Summary Checklist
For each agentic application, teams should be able to answer "yes" to all the following.
Architecture and Agents
- We have a documented threat model including agentic risks (prompt injection, RAG poisoning, tool misuse, cross-tenant leakage).
- Each agent has a clear, narrow scope and minimal tool set.
- The orchestration layer, not the model, enforces security and policy.
- Plan–verify–execute and/or controlled breakpoints are used for high-risk actions.
- Multi-agent workflows and communications are explicitly defined, schema-validated, and restricted.
Identity and Access
- Agents are first-class identities with owners, roles, and environments.
- RBAC/ABAC rules constrain data and tools per agent, user, and tenant.
- High-privilege access is granted just-in-time and is short-lived.
- All elevation events and high-risk actions are logged and monitored.
Data, RAG, and Memory
- Data is classified and access-controlled at record/document level.
- RAG and long-term memory are protected against unauthorized edits and poisoning.
- We minimize what is sent to models and avoid sending secrets.
- PII and secrets are detected and appropriately redacted or tokenized before storage.
- Retention and deletion policies meet regulatory and contractual requirements.
Tools, MCP, and External APIs
- Tools are atomic, single-purpose, and schema-validated server-side.

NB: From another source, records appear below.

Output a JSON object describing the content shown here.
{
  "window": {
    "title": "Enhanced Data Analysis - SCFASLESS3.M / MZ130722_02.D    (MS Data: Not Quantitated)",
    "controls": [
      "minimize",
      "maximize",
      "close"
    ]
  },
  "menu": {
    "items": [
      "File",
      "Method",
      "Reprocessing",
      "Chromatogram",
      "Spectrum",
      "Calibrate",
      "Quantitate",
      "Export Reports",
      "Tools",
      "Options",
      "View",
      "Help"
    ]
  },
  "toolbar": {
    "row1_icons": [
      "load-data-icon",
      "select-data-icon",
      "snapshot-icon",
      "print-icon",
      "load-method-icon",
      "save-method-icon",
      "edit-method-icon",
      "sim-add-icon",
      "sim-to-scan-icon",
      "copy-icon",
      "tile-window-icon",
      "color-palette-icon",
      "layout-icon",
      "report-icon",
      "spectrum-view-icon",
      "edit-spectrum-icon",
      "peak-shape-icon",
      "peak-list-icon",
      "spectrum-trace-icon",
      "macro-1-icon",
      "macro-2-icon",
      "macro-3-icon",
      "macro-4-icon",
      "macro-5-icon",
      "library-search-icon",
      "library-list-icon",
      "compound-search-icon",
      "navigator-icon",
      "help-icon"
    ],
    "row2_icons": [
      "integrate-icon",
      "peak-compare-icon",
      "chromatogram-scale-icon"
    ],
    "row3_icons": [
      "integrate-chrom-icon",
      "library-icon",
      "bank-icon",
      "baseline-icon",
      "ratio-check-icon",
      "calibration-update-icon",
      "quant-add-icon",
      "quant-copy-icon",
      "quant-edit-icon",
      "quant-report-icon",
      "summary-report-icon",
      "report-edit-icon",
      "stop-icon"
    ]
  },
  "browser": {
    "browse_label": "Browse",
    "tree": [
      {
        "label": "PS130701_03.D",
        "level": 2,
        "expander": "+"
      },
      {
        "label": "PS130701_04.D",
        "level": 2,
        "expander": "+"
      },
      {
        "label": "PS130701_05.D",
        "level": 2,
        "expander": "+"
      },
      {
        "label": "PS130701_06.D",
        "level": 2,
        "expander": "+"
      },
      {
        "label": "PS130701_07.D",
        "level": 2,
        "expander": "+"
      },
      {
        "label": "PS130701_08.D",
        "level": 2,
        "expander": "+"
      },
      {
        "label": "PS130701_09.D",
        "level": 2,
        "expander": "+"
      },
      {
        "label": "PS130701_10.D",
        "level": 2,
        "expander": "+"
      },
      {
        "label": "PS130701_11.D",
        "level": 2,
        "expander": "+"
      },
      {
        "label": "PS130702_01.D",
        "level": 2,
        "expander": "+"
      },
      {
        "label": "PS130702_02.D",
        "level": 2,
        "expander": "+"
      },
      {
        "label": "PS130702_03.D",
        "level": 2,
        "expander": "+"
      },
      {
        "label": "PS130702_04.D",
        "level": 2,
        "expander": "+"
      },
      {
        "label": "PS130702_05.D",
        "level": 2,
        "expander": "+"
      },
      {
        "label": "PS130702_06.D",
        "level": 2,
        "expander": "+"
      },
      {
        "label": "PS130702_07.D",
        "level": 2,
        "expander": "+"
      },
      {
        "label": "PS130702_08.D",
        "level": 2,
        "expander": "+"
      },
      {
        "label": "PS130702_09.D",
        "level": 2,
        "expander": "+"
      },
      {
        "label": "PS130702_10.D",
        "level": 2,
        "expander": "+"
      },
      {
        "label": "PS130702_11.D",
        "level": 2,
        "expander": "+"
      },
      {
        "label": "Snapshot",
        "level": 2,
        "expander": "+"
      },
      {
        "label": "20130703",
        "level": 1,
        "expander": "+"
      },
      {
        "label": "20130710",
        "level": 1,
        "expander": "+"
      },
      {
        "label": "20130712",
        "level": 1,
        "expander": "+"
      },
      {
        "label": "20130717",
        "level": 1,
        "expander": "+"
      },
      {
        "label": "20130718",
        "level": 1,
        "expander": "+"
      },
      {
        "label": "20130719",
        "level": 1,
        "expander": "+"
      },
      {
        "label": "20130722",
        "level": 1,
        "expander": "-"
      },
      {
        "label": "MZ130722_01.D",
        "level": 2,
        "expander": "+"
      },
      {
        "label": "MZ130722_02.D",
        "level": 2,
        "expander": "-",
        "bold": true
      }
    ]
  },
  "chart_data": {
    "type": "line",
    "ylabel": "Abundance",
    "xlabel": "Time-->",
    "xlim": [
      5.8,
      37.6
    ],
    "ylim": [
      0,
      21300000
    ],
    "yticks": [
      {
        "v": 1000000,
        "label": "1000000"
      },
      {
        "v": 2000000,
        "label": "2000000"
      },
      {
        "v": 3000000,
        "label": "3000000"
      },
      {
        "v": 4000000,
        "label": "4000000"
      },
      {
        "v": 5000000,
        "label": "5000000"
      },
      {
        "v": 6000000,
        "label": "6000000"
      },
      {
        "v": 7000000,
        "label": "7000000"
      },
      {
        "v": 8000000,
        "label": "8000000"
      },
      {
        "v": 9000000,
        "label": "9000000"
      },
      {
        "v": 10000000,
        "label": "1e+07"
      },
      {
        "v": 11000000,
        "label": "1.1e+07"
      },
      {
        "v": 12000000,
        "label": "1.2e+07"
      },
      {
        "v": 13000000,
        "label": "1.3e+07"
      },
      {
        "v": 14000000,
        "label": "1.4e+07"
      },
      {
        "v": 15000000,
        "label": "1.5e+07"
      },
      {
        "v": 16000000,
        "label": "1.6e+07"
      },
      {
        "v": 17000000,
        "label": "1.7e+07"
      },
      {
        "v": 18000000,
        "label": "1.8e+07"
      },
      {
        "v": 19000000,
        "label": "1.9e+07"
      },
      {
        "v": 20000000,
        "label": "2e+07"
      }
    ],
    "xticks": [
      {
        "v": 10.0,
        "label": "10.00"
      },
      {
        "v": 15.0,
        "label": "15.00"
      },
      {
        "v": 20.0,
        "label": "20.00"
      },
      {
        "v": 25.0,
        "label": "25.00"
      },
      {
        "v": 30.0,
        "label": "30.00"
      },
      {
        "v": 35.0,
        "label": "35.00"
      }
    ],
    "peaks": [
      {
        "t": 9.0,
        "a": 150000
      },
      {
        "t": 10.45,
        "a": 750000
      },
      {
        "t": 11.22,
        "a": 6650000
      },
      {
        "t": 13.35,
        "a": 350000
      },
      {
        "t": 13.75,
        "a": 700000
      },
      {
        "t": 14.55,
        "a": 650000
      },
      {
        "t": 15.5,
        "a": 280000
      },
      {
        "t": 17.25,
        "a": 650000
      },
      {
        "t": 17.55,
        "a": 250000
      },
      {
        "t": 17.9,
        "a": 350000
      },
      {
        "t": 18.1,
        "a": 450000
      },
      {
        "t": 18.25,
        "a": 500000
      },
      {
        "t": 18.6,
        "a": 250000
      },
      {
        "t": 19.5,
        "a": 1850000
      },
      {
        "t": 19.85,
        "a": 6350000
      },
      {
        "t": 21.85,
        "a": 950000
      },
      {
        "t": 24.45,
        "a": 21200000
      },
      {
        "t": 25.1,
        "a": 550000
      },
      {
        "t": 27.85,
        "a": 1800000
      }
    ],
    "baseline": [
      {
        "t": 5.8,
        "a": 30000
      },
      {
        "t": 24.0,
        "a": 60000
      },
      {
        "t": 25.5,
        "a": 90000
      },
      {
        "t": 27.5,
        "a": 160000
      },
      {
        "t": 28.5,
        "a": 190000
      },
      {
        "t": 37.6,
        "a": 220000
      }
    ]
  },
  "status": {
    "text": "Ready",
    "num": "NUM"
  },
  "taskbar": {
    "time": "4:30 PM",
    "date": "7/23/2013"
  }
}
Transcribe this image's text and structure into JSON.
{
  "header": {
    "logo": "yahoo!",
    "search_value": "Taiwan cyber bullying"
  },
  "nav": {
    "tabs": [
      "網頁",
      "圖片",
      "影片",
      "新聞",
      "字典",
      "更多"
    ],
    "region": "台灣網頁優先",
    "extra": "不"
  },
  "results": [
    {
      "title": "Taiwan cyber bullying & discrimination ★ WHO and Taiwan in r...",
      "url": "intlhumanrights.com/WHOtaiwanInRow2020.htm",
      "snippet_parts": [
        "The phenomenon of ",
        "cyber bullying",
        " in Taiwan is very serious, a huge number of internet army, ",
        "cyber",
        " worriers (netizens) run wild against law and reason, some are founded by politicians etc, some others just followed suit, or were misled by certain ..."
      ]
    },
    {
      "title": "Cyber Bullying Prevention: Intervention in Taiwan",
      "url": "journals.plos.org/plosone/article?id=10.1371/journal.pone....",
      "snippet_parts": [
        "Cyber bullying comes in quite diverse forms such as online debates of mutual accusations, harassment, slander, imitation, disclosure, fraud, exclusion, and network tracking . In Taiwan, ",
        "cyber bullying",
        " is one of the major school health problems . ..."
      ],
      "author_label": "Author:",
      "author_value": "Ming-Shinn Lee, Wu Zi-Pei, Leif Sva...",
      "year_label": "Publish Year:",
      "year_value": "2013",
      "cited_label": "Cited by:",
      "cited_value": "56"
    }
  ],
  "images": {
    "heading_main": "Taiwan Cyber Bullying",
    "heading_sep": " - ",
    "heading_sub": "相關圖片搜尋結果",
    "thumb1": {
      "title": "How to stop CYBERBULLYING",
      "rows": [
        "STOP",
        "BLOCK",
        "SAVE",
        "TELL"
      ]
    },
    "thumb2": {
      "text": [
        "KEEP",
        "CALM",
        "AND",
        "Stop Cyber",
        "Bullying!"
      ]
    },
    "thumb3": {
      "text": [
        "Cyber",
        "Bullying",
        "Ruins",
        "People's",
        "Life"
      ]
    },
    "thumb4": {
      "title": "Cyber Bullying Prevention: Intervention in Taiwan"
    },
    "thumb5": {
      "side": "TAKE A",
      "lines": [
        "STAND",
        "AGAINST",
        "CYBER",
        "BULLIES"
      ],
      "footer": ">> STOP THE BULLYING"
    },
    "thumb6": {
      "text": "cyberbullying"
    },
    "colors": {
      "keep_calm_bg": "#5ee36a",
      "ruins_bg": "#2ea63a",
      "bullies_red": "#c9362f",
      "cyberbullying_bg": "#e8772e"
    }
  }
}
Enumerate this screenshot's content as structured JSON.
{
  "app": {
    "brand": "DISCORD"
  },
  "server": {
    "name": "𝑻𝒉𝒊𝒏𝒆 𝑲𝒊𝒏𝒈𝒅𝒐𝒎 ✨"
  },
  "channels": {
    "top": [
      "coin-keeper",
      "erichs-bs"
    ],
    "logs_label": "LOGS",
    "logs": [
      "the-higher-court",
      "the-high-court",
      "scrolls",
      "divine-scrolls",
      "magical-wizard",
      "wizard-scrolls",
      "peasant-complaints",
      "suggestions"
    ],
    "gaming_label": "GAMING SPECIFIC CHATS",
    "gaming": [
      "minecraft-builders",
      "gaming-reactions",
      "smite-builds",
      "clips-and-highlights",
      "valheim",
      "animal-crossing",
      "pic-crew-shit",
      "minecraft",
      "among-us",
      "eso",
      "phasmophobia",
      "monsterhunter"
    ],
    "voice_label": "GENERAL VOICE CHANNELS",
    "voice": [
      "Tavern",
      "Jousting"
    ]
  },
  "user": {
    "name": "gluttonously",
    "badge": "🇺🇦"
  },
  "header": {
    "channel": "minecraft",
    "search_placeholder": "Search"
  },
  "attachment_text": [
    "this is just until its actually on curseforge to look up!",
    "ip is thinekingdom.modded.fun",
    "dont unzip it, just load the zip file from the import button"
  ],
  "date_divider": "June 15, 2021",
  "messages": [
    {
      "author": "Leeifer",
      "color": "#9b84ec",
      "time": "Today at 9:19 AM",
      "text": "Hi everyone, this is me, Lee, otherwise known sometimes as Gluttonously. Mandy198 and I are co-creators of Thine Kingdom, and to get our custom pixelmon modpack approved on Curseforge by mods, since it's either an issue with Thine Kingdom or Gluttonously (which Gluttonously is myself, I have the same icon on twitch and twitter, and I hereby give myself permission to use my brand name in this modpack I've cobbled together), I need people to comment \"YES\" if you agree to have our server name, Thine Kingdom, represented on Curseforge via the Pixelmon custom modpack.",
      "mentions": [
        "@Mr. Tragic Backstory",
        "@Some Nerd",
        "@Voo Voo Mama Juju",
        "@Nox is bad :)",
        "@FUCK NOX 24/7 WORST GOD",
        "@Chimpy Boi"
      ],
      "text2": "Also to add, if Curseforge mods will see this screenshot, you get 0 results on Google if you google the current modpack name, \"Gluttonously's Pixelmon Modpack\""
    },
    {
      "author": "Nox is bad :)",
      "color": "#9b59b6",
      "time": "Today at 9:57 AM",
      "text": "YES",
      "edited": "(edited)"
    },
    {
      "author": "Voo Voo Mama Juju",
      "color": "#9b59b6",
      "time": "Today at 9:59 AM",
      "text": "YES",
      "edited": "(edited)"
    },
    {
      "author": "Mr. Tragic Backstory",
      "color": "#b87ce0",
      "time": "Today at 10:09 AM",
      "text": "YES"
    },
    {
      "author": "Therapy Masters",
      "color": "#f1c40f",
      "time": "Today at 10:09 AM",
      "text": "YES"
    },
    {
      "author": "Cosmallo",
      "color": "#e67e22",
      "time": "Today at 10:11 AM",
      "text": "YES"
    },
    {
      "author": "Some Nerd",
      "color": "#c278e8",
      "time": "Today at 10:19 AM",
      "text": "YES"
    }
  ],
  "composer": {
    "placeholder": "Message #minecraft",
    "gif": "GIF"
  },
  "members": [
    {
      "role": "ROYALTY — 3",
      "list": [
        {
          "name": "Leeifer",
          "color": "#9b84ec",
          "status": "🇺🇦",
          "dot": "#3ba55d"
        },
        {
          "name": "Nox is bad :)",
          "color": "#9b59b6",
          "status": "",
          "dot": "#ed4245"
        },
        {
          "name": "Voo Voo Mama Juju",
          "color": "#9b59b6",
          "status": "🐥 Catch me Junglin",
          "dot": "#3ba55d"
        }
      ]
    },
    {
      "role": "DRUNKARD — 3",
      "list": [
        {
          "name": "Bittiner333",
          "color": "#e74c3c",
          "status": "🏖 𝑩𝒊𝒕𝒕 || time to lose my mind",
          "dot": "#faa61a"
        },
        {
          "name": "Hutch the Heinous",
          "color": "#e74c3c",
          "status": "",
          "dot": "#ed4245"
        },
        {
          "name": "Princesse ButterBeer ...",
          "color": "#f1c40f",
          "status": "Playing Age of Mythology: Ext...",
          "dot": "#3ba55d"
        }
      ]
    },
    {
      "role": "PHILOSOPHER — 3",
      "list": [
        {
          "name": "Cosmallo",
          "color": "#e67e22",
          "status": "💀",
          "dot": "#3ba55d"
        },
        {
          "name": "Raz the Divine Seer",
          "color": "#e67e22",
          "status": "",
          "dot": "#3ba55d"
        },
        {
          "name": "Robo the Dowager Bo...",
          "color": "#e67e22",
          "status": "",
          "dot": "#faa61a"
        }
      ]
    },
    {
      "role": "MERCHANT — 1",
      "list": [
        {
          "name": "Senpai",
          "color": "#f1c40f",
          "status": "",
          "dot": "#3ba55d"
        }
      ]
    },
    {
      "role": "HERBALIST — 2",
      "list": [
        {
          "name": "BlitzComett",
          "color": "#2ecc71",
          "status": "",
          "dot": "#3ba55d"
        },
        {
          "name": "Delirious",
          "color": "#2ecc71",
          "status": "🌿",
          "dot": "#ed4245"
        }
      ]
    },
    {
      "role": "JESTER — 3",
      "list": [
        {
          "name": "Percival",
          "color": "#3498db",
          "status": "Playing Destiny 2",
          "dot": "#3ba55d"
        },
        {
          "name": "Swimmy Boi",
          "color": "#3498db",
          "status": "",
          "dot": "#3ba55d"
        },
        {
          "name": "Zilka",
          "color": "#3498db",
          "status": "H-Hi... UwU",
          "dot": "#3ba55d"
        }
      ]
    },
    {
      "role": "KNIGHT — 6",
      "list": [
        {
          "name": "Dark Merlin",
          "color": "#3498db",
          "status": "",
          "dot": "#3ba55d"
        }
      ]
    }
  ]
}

- Per-agent and per-tenant tool allowlists are enforced with default deny.
- High-impact tools require human approval or propose/confirm flows.
- Code execution tools run in hardened sandboxes with no default network.
- MCP servers and plugins go through security review and are centrally registered.
- Network egress from agents and tools is restricted to approved endpoints.
Frontend and UX
- Standard web security (auth, CSRF, XSS, CSP) is implemented.
- All model output is treated as untrusted and rendered safely.
- The UI clearly communicates agent capabilities and limitations.
- Domain-specific disclaimers are present where needed (health, legal, financial).
- Users can flag harmful or incorrect outputs and escalate to humans.
Infrastructure and Model Gateway
- Agent workloads run in hardened, least-privilege containers.
- Network segmentation prevents agents from reaching core data stores directly.
- A model gateway mediates all LLM traffic with auth, rate limits, and logging.
- High-risk tools are isolated with additional sandboxing and resource limits.
- Supply chain risks are managed (SBOMs, scanning, model version tracking).
- Cloud provider resources are configured following security best practices.
Guardrails and Responsible AI
- Pre-input, mid-execution, and post-output guardrails are implemented and configurable per product.
- RAI harm categories relevant to the use case have been assessed and mitigations implemented.
- Domain-specific constraints (financial, health, legal, security) are encoded as policies/guardrails.
- Hallucination/grounding checks are in place where correctness is critical.
- Bias/fairness considerations are explicitly addressed in sensitive contexts.
Monitoring and Incident Response
- Comprehensive, structured, privacy-aware audit logging is enabled end-to-end.
- Behavioral baselines and anomaly detection for agents and tools are in place.
- Alerts exist for AI-specific threats (injection attempts, tool misuse, exfiltration, behavior shifts).
- AI-specific incident response runbooks are defined and integrated with security operations.
- There is clear operational ownership and on-call coverage for agentic systems.
SDLC, Testing, and Red Teaming
- AI/agent threat modeling is part of design reviews.
- Automated security tests (SAST, DAST, dependency, container) are run in CI/CD.
- AI-specific tests (prompt injection, RAG poisoning, tool misuse, RAI harms) are part of regression suites.
- Periodic adversarial red teaming is performed and findings are addressed.
- Continuous evaluation uses incidents, metrics, and assessments to harden defenses.